ABSTRACT

Famine was the most painful ordeal faced by the people of Syria in World War I. Hundreds of thousands of lives were lost either as a direct result of the famine or from other social disasters tied to it, such as epidemics, inflation, and the devaluation of paper money. Neither Cemal Pasha’s rule of terror nor the battles that took place on the Sinai front were as influential in changing the attitude of the Syrians against the Ottoman Empire as famine and its consequences. Nor was any factor more decisive in the ultimate failure of Cemal’s plans to increase Ottoman authority in Syria and conduct the behavior of the Syrians in accordance with the ideal of Ottoman unity in the Unionist sense. The impact of the starvation was so devastating in the region that, by the end of the war, total mortality from both starvation and epidemics reached 500,000.1 The famine is also important for understanding the inefficacy of the modern tools used to create state control over the Syrian realm and the Syrian people. As will be detailed below, this incident shows us the aspect of Ottoman Syria that could not be “conducted” by modern state mechanisms or by Cemal’s endeavors, along with his bureaucrats, to abolish these weaknesses to make the state stronger in the eyes of the Ottomans in Syria. Like many Arab nationalists, George Antonius, in his acclaimed study on

the development of Arab nationalism, accused the Ottomans of trading grains at high prices on the black market. In his viewpoint, the Lebanese were deliberately starved due to their sympathies with France.2 Linda Schatkowski Schilcher, however, has demonstrated the Entente’s responsibility in the miseries of the Syrians. She rightfully examined the role of the Entente’s blockade in the deaths caused by starvation in Syria, in addition to the ineptitude of the Ottoman officials, who could not prevent abuse of the circumstances of war and who sometimes profited from these circumstances. The present study aims at widening Schilcher’s analysis, relying primarily on Ottoman, Austrian, and German documents, and to examine the transformation of the Ottoman government in Syria under Cemal Pasha, taking famine as a case study.
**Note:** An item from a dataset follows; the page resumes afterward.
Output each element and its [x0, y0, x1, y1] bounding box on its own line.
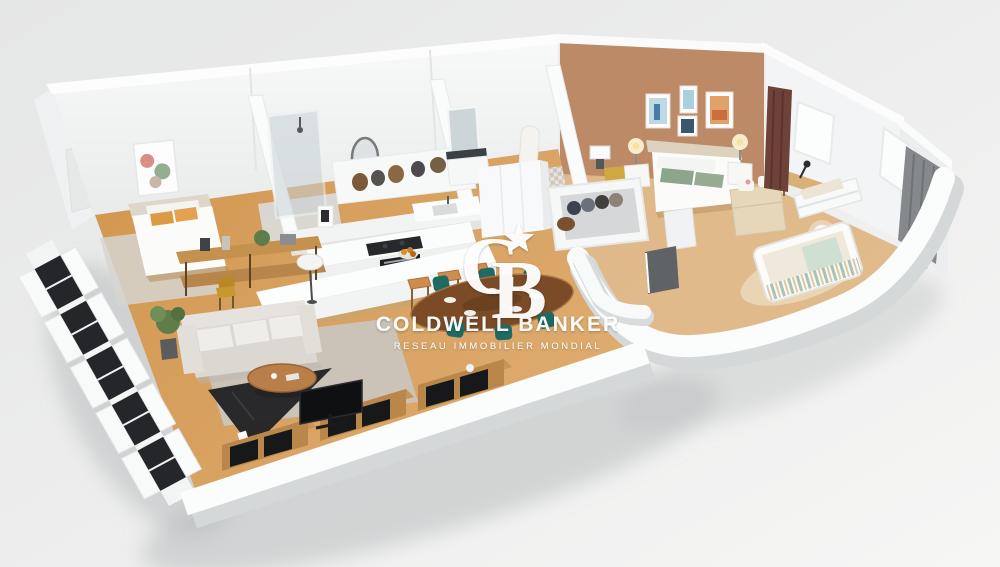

This chapter will try to demonstrate how the struggle against the famine and its consequences influenced the process of turning the Syrians into ideal Ottomans. Similarly, the process of struggling against the destructive impact of the

famine and its results, such as epidemics, also paved the way for the consolidation of the government’s control over the bodies of the Syrian people. All in all, apart from its destructive impact on the different peoples of Syria, the famine is an ideal case study for observing the nature of the new rule established in Syria with the beginning of the war and the inability of this regime to determine the order of things in the region.